The perfect Snickerdoodle with its crisp, slightly sweetened exterior and soft, chewy interior is something worth talking about. And these Snickerdoodles are perfection!
Snickerdoodles are like sugar cookies’ sexier, better-dressed cousin.
Yet somehow they don’t get nearly enough attention!
The perfect Snickerdoodle with it’s crisp, slightly sweetened exterior and soft, chewy interior is something worth talking about. And these Snickerdoodles are perfection!
I tweaked the sugar to cinnamon ratio and adjusted the baking time until the resulting cookies were deemed “perfect” by my Husband. We do not take his praise lightly around here, folks. No, no. It’s a BIG deal!
And the flavor actually improved on the second day!
Just look how chewy and soft they are!!
Why is it that you can roll something in cinnamon sugar and BOOM it’s exponentially more delicious?
I get a kick out of culinary history and random bits of information, which is why my vintage cookbook collection no longer fits on it’s designated shelf. Oops…
Snickerdoodles originated in New England and differentiate themselves from sugar cookies by the addition of baking soda and cream of tartar.
In my vintage cookbooks, the few that actually had Snickerdoodles, they were not rolled in cinnamon sugar and they had nuts. Rolling them in cinnamon sugar seems to be a fairly recent evolution. And a tasty one at that!
Some people think that the perfect Snickerdoodle has an almost cakey interior, but I disagree. I believe it should just be a slightly less dense cookie. Which is why I was pleased that the vintage cookbook, Better Homes and Gardens Heritage Cook Book, I used, only had ½ teaspoon of baking soda, so the resulting cookie wasn’t too airy.
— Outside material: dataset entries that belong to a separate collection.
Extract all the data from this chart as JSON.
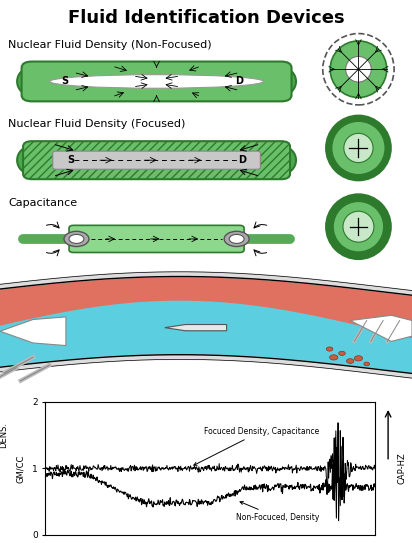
{
  "title": "Fluid Identification Devices",
  "title_fontsize": 13,
  "background_color": "#ffffff",
  "label1": "Nuclear Fluid Density (Non-Focused)",
  "label2": "Nuclear Fluid Density (Focused)",
  "label3": "Capacitance",
  "ylabel_left": "GM/CC",
  "ylabel_left2": "DENS.",
  "ylabel_right": "CAP-HZ",
  "annotation1": "Focuced Density, Capacitance",
  "annotation2": "Non-Focuced, Density",
  "green_body": "#6abf6a",
  "green_dark": "#2d7a2d",
  "green_mid": "#4da84d",
  "green_light": "#c8e8c8",
  "gray_channel": "#c8c8c8",
  "cyan_water": "#5bcfdf",
  "orange_oil": "#e07060",
  "fig_width": 4.12,
  "fig_height": 5.43,
  "fig_dpi": 100
}
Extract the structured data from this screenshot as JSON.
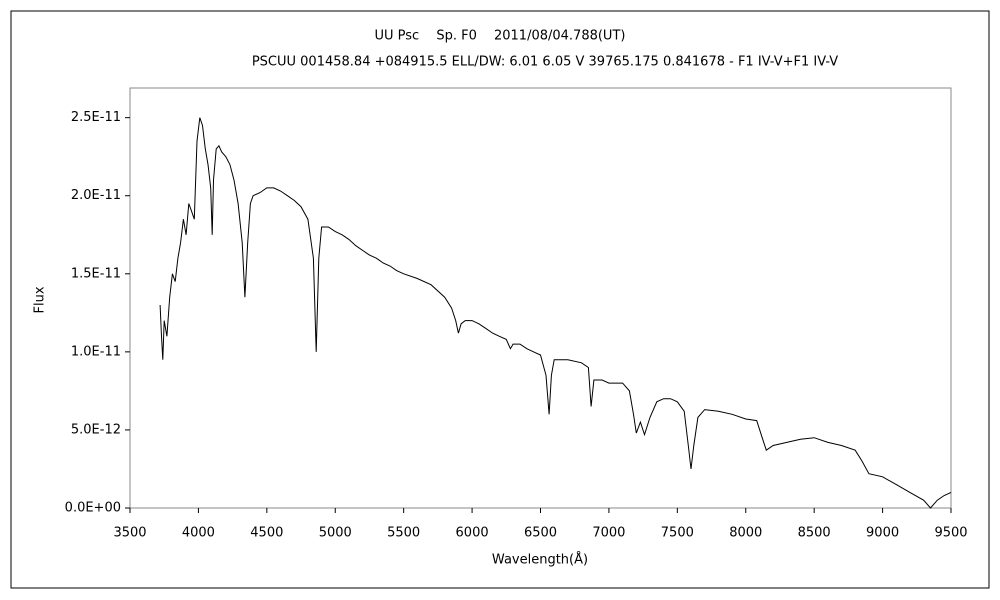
{
  "chart_data": {
    "type": "line",
    "title": "UU Psc　 Sp. F0　 2011/08/04.788(UT)",
    "subtitle": "PSCUU 001458.84 +084915.5 ELL/DW: 6.01 6.05 V 39765.175 0.841678 - F1 IV-V+F1 IV-V",
    "x_label": "Wavelength(Å)",
    "y_label": "Flux",
    "color": "#000000",
    "x": [
      3720,
      3730,
      3740,
      3750,
      3770,
      3790,
      3810,
      3830,
      3850,
      3870,
      3890,
      3910,
      3930,
      3950,
      3970,
      3990,
      4010,
      4030,
      4050,
      4070,
      4090,
      4101,
      4110,
      4130,
      4150,
      4170,
      4200,
      4230,
      4260,
      4290,
      4320,
      4340,
      4360,
      4380,
      4400,
      4450,
      4500,
      4550,
      4600,
      4650,
      4700,
      4750,
      4800,
      4840,
      4861,
      4880,
      4900,
      4950,
      5000,
      5050,
      5100,
      5150,
      5200,
      5250,
      5300,
      5350,
      5400,
      5450,
      5500,
      5600,
      5700,
      5800,
      5850,
      5880,
      5900,
      5920,
      5950,
      6000,
      6050,
      6100,
      6150,
      6200,
      6250,
      6280,
      6300,
      6350,
      6400,
      6450,
      6500,
      6540,
      6563,
      6580,
      6600,
      6700,
      6800,
      6850,
      6870,
      6890,
      6950,
      7000,
      7050,
      7100,
      7150,
      7180,
      7200,
      7230,
      7260,
      7300,
      7350,
      7400,
      7450,
      7500,
      7550,
      7580,
      7600,
      7620,
      7650,
      7700,
      7800,
      7900,
      8000,
      8080,
      8120,
      8150,
      8200,
      8300,
      8400,
      8500,
      8600,
      8700,
      8800,
      8850,
      8900,
      9000,
      9100,
      9200,
      9300,
      9350,
      9400,
      9450,
      9500
    ],
    "values": [
      1.3e-11,
      1.1e-11,
      9.5e-12,
      1.2e-11,
      1.1e-11,
      1.35e-11,
      1.5e-11,
      1.45e-11,
      1.6e-11,
      1.7e-11,
      1.85e-11,
      1.75e-11,
      1.95e-11,
      1.9e-11,
      1.85e-11,
      2.35e-11,
      2.5e-11,
      2.45e-11,
      2.3e-11,
      2.2e-11,
      2.05e-11,
      1.75e-11,
      2.1e-11,
      2.3e-11,
      2.32e-11,
      2.28e-11,
      2.25e-11,
      2.2e-11,
      2.1e-11,
      1.95e-11,
      1.7e-11,
      1.35e-11,
      1.7e-11,
      1.95e-11,
      2e-11,
      2.02e-11,
      2.05e-11,
      2.05e-11,
      2.03e-11,
      2e-11,
      1.97e-11,
      1.93e-11,
      1.85e-11,
      1.6e-11,
      1e-11,
      1.6e-11,
      1.8e-11,
      1.8e-11,
      1.77e-11,
      1.75e-11,
      1.72e-11,
      1.68e-11,
      1.65e-11,
      1.62e-11,
      1.6e-11,
      1.57e-11,
      1.55e-11,
      1.52e-11,
      1.5e-11,
      1.47e-11,
      1.43e-11,
      1.35e-11,
      1.28e-11,
      1.2e-11,
      1.12e-11,
      1.18e-11,
      1.2e-11,
      1.2e-11,
      1.18e-11,
      1.15e-11,
      1.12e-11,
      1.1e-11,
      1.08e-11,
      1.02e-11,
      1.05e-11,
      1.05e-11,
      1.02e-11,
      1e-11,
      9.8e-12,
      8.5e-12,
      6e-12,
      8.5e-12,
      9.5e-12,
      9.5e-12,
      9.3e-12,
      9e-12,
      6.5e-12,
      8.2e-12,
      8.2e-12,
      8e-12,
      8e-12,
      8e-12,
      7.5e-12,
      6e-12,
      4.8e-12,
      5.5e-12,
      4.7e-12,
      5.8e-12,
      6.8e-12,
      7e-12,
      7e-12,
      6.8e-12,
      6.2e-12,
      4e-12,
      2.5e-12,
      4e-12,
      5.8e-12,
      6.3e-12,
      6.2e-12,
      6e-12,
      5.7e-12,
      5.6e-12,
      4.5e-12,
      3.7e-12,
      4e-12,
      4.2e-12,
      4.4e-12,
      4.5e-12,
      4.2e-12,
      4e-12,
      3.7e-12,
      3e-12,
      2.2e-12,
      2e-12,
      1.5e-12,
      1e-12,
      5e-13,
      0.0,
      5e-13,
      8e-13,
      1e-12
    ],
    "xlim": [
      3500,
      9500
    ],
    "xticks": [
      3500,
      4000,
      4500,
      5000,
      5500,
      6000,
      6500,
      7000,
      7500,
      8000,
      8500,
      9000,
      9500
    ],
    "ylim": [
      0,
      2.69e-11
    ],
    "yticks": [
      {
        "value": 0,
        "label": "0.0E+00"
      },
      {
        "value": 5e-12,
        "label": "5.0E-12"
      },
      {
        "value": 1e-11,
        "label": "1.0E-11"
      },
      {
        "value": 1.5e-11,
        "label": "1.5E-11"
      },
      {
        "value": 2e-11,
        "label": "2.0E-11"
      },
      {
        "value": 2.5e-11,
        "label": "2.5E-11"
      }
    ],
    "grid": false
  }
}
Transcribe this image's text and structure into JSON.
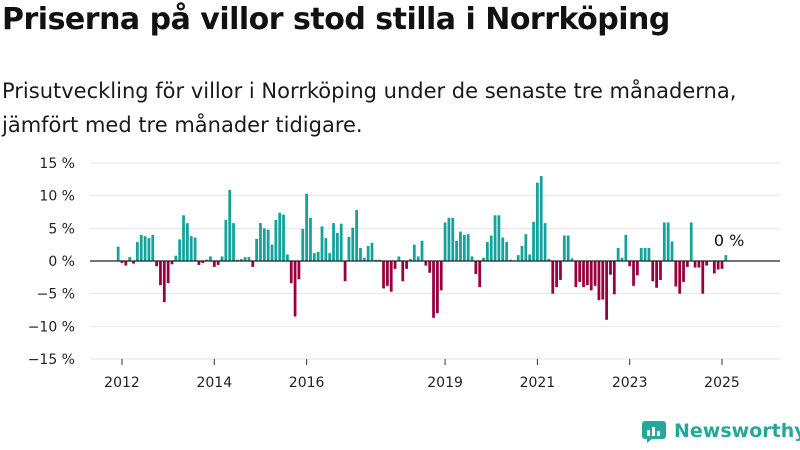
{
  "title": "Priserna på villor stod stilla i Norrköping",
  "subtitle": "Prisutveckling för villor i Norrköping under de senaste tre månaderna, jämfört med tre månader tidigare.",
  "brand": {
    "name": "Newsworthy",
    "icon": "newsworthy-chart-icon",
    "color": "#27a79b"
  },
  "colors": {
    "positive": "#14a29b",
    "negative": "#99003f",
    "baseline": "#222222",
    "grid": "#e6e6e6"
  },
  "chart_data": {
    "type": "bar",
    "x_start": "2011-12",
    "x_end": "2025-06",
    "ylim": [
      -15,
      15
    ],
    "yticks": [
      15,
      10,
      5,
      0,
      -5,
      -10,
      -15
    ],
    "ytick_labels": [
      "15 %",
      "10 %",
      "5 %",
      "0 %",
      "−5 %",
      "−10 %",
      "−15 %"
    ],
    "xticks": [
      "2012",
      "2014",
      "2016",
      "2019",
      "2021",
      "2023",
      "2025"
    ],
    "grid": true,
    "annotation": "0 %",
    "series": [
      {
        "start": "2011-12",
        "values": [
          2.2,
          -0.3,
          -0.7,
          0.6,
          -0.4,
          2.9,
          4.0,
          3.8,
          3.5,
          4.0,
          -0.8,
          -3.7,
          -6.3,
          -3.4,
          -0.5,
          0.8,
          3.3,
          7.0,
          5.8,
          3.8,
          3.6,
          -0.6,
          -0.3,
          0.2,
          0.7,
          -0.9,
          -0.6,
          0.7,
          6.3,
          10.9,
          5.8,
          0.2,
          0.3,
          0.6,
          0.6,
          -0.9,
          3.4,
          5.8,
          5.0,
          4.8,
          2.5,
          6.3,
          7.4,
          7.1,
          1.0,
          -3.4,
          -8.5,
          -2.8,
          4.9,
          10.3,
          6.6,
          1.2,
          1.4,
          5.3,
          3.5,
          1.2,
          5.8,
          4.3,
          5.7,
          -3.1,
          3.7,
          5.1,
          7.8,
          2.0,
          0.5,
          2.3,
          2.8,
          0.2,
          0.2,
          -4.2,
          -3.8,
          -4.7,
          -1.2,
          0.7,
          -3.1,
          -1.2,
          0.3,
          2.5,
          0.7,
          3.1,
          -0.7,
          -1.8,
          -8.7,
          -8.0,
          -4.5,
          5.9,
          6.6,
          6.6,
          3.1,
          4.5,
          4.0,
          4.1,
          0.7,
          -2.0,
          -4.0,
          0.5,
          2.9,
          3.9,
          7.0,
          7.0,
          3.6,
          2.9,
          0.2,
          0.1,
          0.9,
          2.3,
          4.1,
          1.0,
          6.0,
          12.0,
          13.0,
          5.8,
          0.3,
          -5.0,
          -4.0,
          -2.9,
          3.9,
          3.9,
          0.4,
          -4.0,
          -3.2,
          -4.0,
          -3.7,
          -4.5,
          -3.8,
          -6.0,
          -5.9,
          -9.0,
          -2.1,
          -5.1,
          2.0,
          0.5,
          4.0,
          -0.8,
          -3.8,
          -2.2,
          2.0,
          2.0,
          2.0,
          -3.1,
          -4.1,
          -2.9,
          5.9,
          5.9,
          3.0,
          -3.9,
          -5.0,
          -3.2,
          -0.9,
          5.9,
          -1.0,
          -1.0,
          -5.0,
          -0.7,
          -0.1,
          -1.9,
          -1.3,
          -1.2,
          0.9
        ]
      }
    ]
  }
}
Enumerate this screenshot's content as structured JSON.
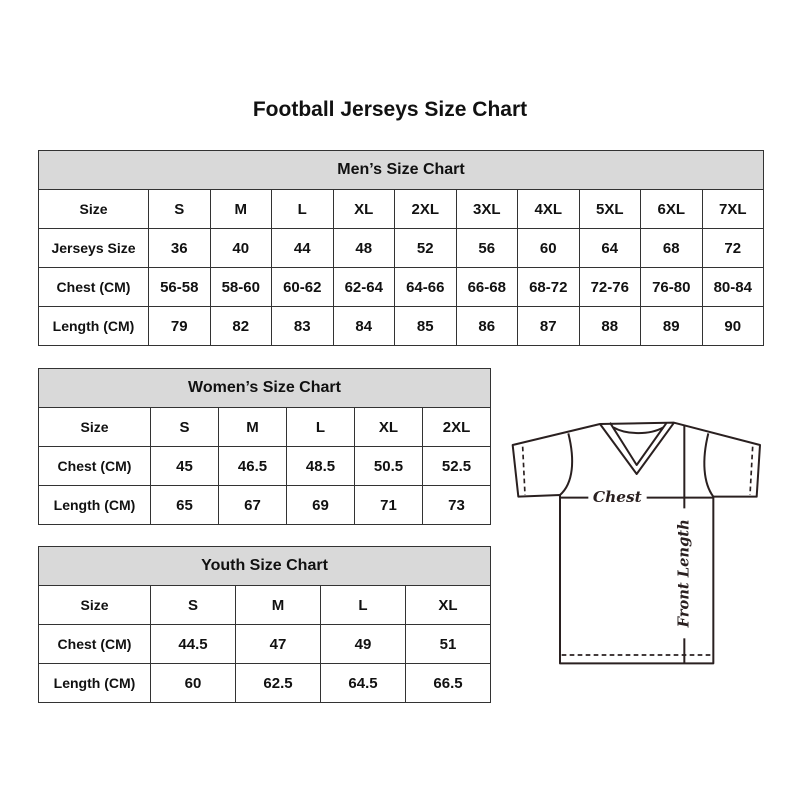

Perfectly chewy!
- Preheat oven to 375 and line two baking sheets with parchment paper.
- Combine flour, baking soda, and cream of tartar in a medium mixing bowl. Whisk to combine. Set aside.
- Cream butter and sugar in the base of a stand mixer until light and fluffy. Add eggs, one at a time beating until incorporated.
- Beat in milk and vanilla until well combined, being careful not to over mix.
- Slowly add the flour mixture and mix until combined.
- In a small bowl whisk together 1 ½ teaspoons cinnamon and 6 tablespoons granulated sugar. Form dough into balls that are approximately the size of ping pong or golf balls. Roll in the cinnamon sugar to generously coat. Place 1 inch apart on baking sheet and flatten slightly with a glass.
- Bake 9 minutes and let cool completely on a wire rack. Do not overbake!!